Ouvrir une voiture est un jeu d’enfant
Expert en sécurité auprès du cabinet berlinois Bundpol, Udo Hagemann a illustré les problèmes de sécurité des systèmes «Keyless go» en ouvrant les voitures suivantes: BMW X3, BMW 530 GT, Hyundai Santa Fe, Infiniti G37S et FX50 S, Jaguar XF et XK, Nissan GT-R et 370Z, Renault Laguna GT et Volkswagen Passat.
Pour la démonstration, il a simulé le mode opératoire des voleurs œuvrant en binôme. A l’aide d’un appareil à ondes radio, il a pu récupérer le signal de chaque dispositif en se tenant à deux, voire à trois mètres de la clé. Un complice attend à côté de la voiture avec un deuxième appareil qui reçoit le signal et le transmet à la voiture pour qu’elle déverrouille les portières. Il suffit ensuite de s’installer au volant et de démarrer sans qu’aucune clé soit nécessaire! Comme la distance entre les deux appareils radio va jusqu’à 400 mètres, les voleurs peuvent opérer très discrètement.
Mieux protéger son véhicule
Aucun dispositif ne peut se targuer d’être inviolable. Un voleur expérimenté est capable de déjouer tous les pièges que lui tend une voiture bien sécurisée. Mais, comme il doit généralement opérer rapidement et discrètement, tout ce qui lui complexifie la tâche peut l’inciter à changer de proie. C’est pour cette raison que plusieurs obstacles valent mieux qu’un. Toutefois, avant de barder son véhicule d’antivols, le bon sens permet aussi de réduire les risques.
Primo, il est conseillé de se garer dans des lieux de passage régulier, voire bien éclairé durant la nuit, pour rebuter les crapules qui aiment la discrétion.
Secundo, aucun objet susceptible d’attirer leur attention ne doit être laissé dans l’habitacle.
Tertio, il est recommandé de ne pas déposer son trousseau – celui des doubles compris! – dans un endroit trop évident à domicile (porte-clé mural, poche d’une veste bien visible, etc.). On limite ainsi le risque de «home jacking», phénomène qui voit le voleur s’introduire dans un logement pour s’emparer des clés.
Ces mesures simples ne remplacent évidemment pas un antivol. Voici quelques dispositifs qu’on peut combiner pour augmenter le niveau de sécurité.
⇨ Alarme: certaines voitures sont dotées d’une alarme d’origine. Pour les autres, il est possible d’en installer une après coup, avec des prix qui démarrent à moins de 100 fr. Mais, pour un système performant qui combine plusieurs fonctions comme la protection contre l’infraction et le soulèvement ainsi que l’alerte à distance, il faut débourser 300 fr. au moins.
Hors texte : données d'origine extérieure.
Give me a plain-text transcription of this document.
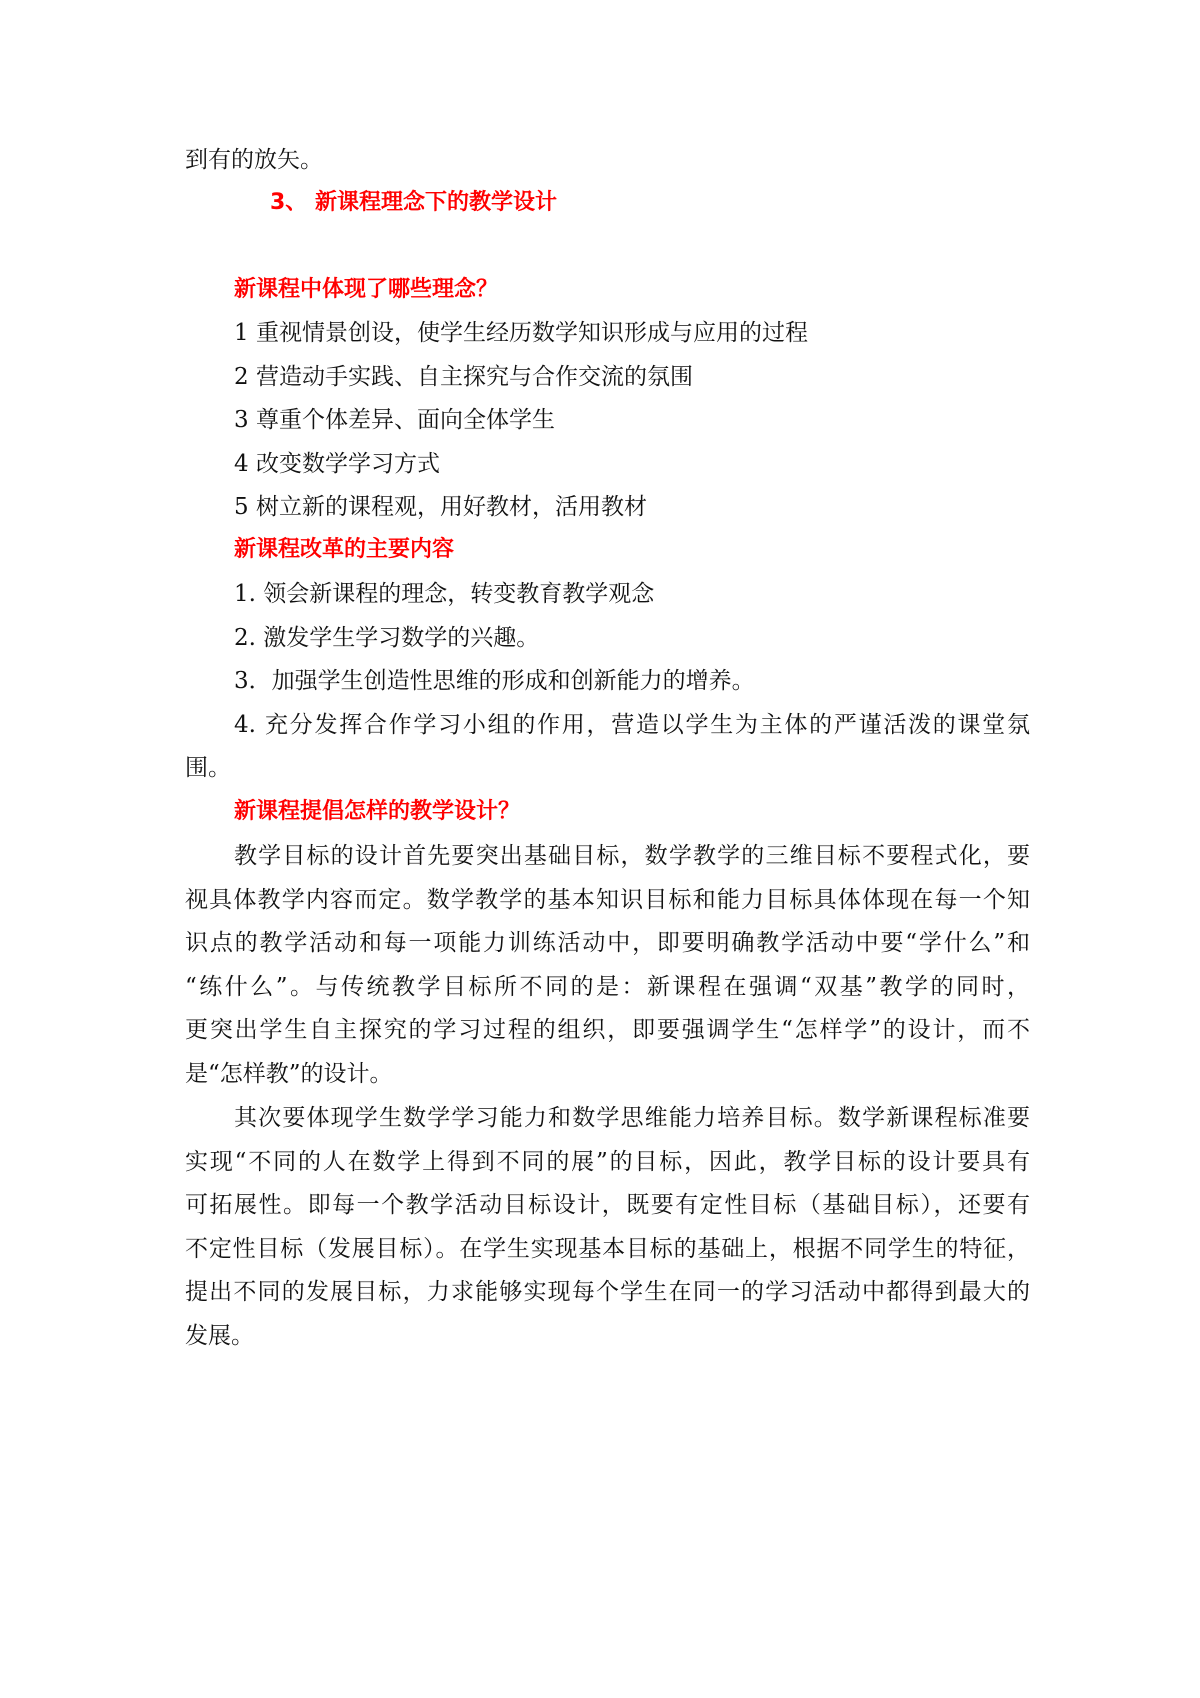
到有的放矢。
3、 新课程理念下的教学设计
新课程中体现了哪些理念？
1 重视情景创设，使学生经历数学知识形成与应用的过程
2 营造动手实践、自主探究与合作交流的氛围
3 尊重个体差异、面向全体学生
4 改变数学学习方式
5 树立新的课程观，用好教材，活用教材
新课程改革的主要内容
1. 领会新课程的理念，转变教育教学观念
2. 激发学生学习数学的兴趣。
3．加强学生创造性思维的形成和创新能力的增养。
4. 充分发挥合作学习小组的作用，营造以学生为主体的严谨活泼的课堂氛
围。
新课程提倡怎样的教学设计？
教学目标的设计首先要突出基础目标，数学教学的三维目标不要程式化，要
视具体教学内容而定。数学教学的基本知识目标和能力目标具体体现在每一个知
识点的教学活动和每一项能力训练活动中，即要明确教学活动中要“学什么”和
“练什么”。与传统教学目标所不同的是：新课程在强调“双基”教学的同时，
更突出学生自主探究的学习过程的组织，即要强调学生“怎样学”的设计，而不
是“怎样教”的设计。
其次要体现学生数学学习能力和数学思维能力培养目标。数学新课程标准要
实现“不同的人在数学上得到不同的展”的目标，因此，教学目标的设计要具有
可拓展性。即每一个教学活动目标设计，既要有定性目标（基础目标），还要有
不定性目标（发展目标）。在学生实现基本目标的基础上，根据不同学生的特征，
提出不同的发展目标，力求能够实现每个学生在同一的学习活动中都得到最大的
发展。
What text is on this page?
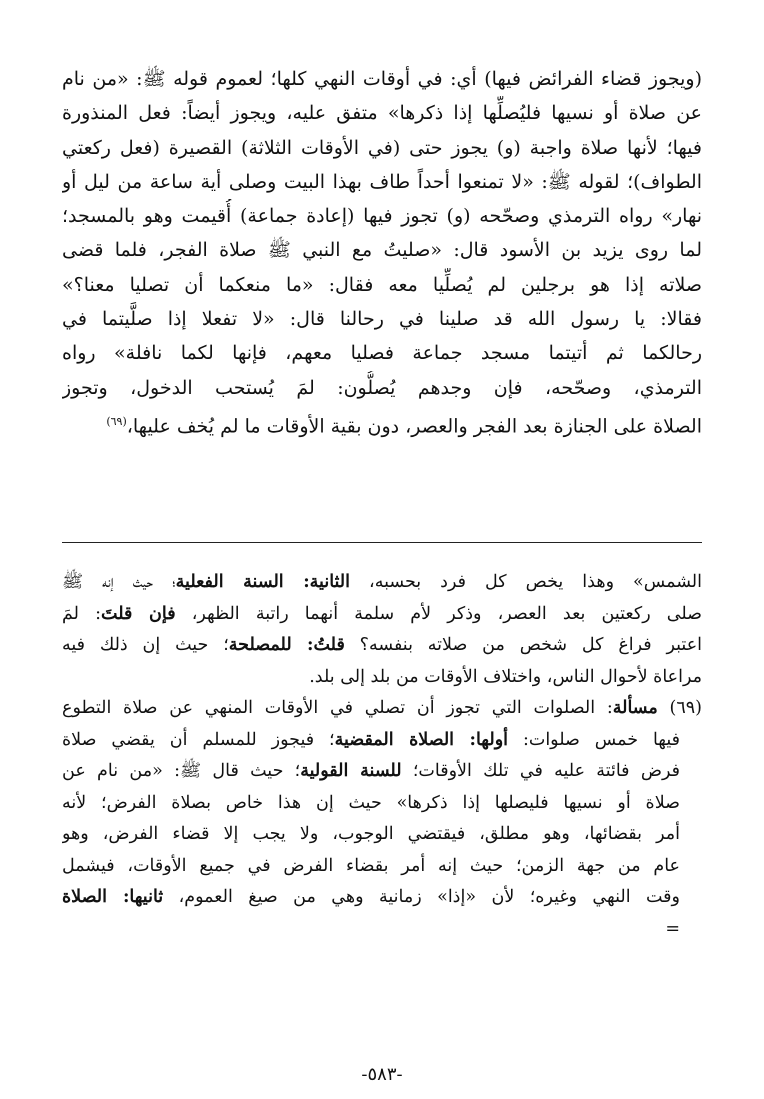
(ويجوز قضاء الفرائض فيها) أي: في أوقات النهي كلها؛ لعموم قوله ﷺ: «من نام
عن صلاة أو نسيها فليُصلِّها إذا ذكرها» متفق عليه، ويجوز أيضاً: فعل المنذورة
فيها؛ لأنها صلاة واجبة (و) يجوز حتى (في الأوقات الثلاثة) القصيرة (فعل ركعتي
الطواف)؛ لقوله ﷺ: «لا تمنعوا أحداً طاف بهذا البيت وصلى أية ساعة من ليل أو
نهار» رواه الترمذي وصحّحه (و) تجوز فيها (إعادة جماعة) أُقيمت وهو بالمسجد؛
لما روى يزيد بن الأسود قال: «صليتُ مع النبي ﷺ صلاة الفجر، فلما قضى
صلاته إذا هو برجلين لم يُصلِّيا معه فقال: «ما منعكما أن تصليا معنا؟»
فقالا: يا رسول الله قد صلينا في رحالنا قال: «لا تفعلا إذا صلَّيتما في
رحالكما ثم أتيتما مسجد جماعة فصليا معهم، فإنها لكما نافلة» رواه
الترمذي، وصحّحه، فإن وجدهم يُصلُّون: لمَ يُستحب الدخول، وتجوز
الصلاة على الجنازة بعد الفجر والعصر، دون بقية الأوقات ما لم يُخف عليها،$^{(٦٩)}$
الشمس» وهذا يخص كل فرد بحسبه، الثانية: السنة الفعلية؛ حيث إنه ﷺ
صلى ركعتين بعد العصر، وذكر لأم سلمة أنهما راتبة الظهر، فإن قلتَ: لمَ
اعتبر فراغ كل شخص من صلاته بنفسه؟ قلتُ: للمصلحة؛ حيث إن ذلك فيه
مراعاة لأحوال الناس، واختلاف الأوقات من بلد إلى بلد.
(٦٩) مسألة: الصلوات التي تجوز أن تصلي في الأوقات المنهي عن صلاة التطوع
فيها خمس صلوات: أولها: الصلاة المقضية؛ فيجوز للمسلم أن يقضي صلاة
فرض فائتة عليه في تلك الأوقات؛ للسنة القولية؛ حيث قال ﷺ: «من نام عن
صلاة أو نسيها فليصلها إذا ذكرها» حيث إن هذا خاص بصلاة الفرض؛ لأنه
أمر بقضائها، وهو مطلق، فيقتضي الوجوب، ولا يجب إلا قضاء الفرض، وهو
عام من جهة الزمن؛ حيث إنه أمر بقضاء الفرض في جميع الأوقات، فيشمل
وقت النهي وغيره؛ لأن «إذا» زمانية وهي من صيغ العموم، ثانيها: الصلاة
=
-٥٨٣-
⇨ Traceur: un boîtier GPS dissimulé dans le véhicule permet de le localiser en tout temps. Certains appareils basiques sont certes disponibles pour moins de 100 fr. Mais, pour avoir une localisation plus précise et des fonctionnalités sophistiquées (alerte automatique, coupure du moteur à distance, etc.), il faut investir davantage (dès 200 fr.). Les limites du traceur? Dans un endroit trop fermé (garage souterrain, etc.), le signal est souvent interrompu.
⇨ Antivols mécaniques: il existe une large panoplie de systèmes, comme la canne qui bloque pédales et volant ou la barre de volant. En fonction de leur qualité, les prix varient d’une vingtaine de francs à plus de 100 fr. Il s’agit de solutions certes simples, mais qui ont un effet dissuasif évident: si le malfrat a le choix entre plusieurs véhicules, il choisira le plus facile à forcer. Dans des lieux réputés sensibles, le sabot de roue (dès 70 fr.) peut, lui aussi, faire tout son effet.
⇨ Coupe-circuit: c’est une mesure qui ne coûte que quelques francs aux plus bricoleurs et qui peut faire renoncer un voleur pressé. En bref, il suffit de relier un câble d’alimentation (démarreur, pompe à essence, etc.) à un interrupteur que l’on dissimule dans son habitable. Pour moins de 20 fr., il existe également des coupe-batteries qui se branchent très facilement.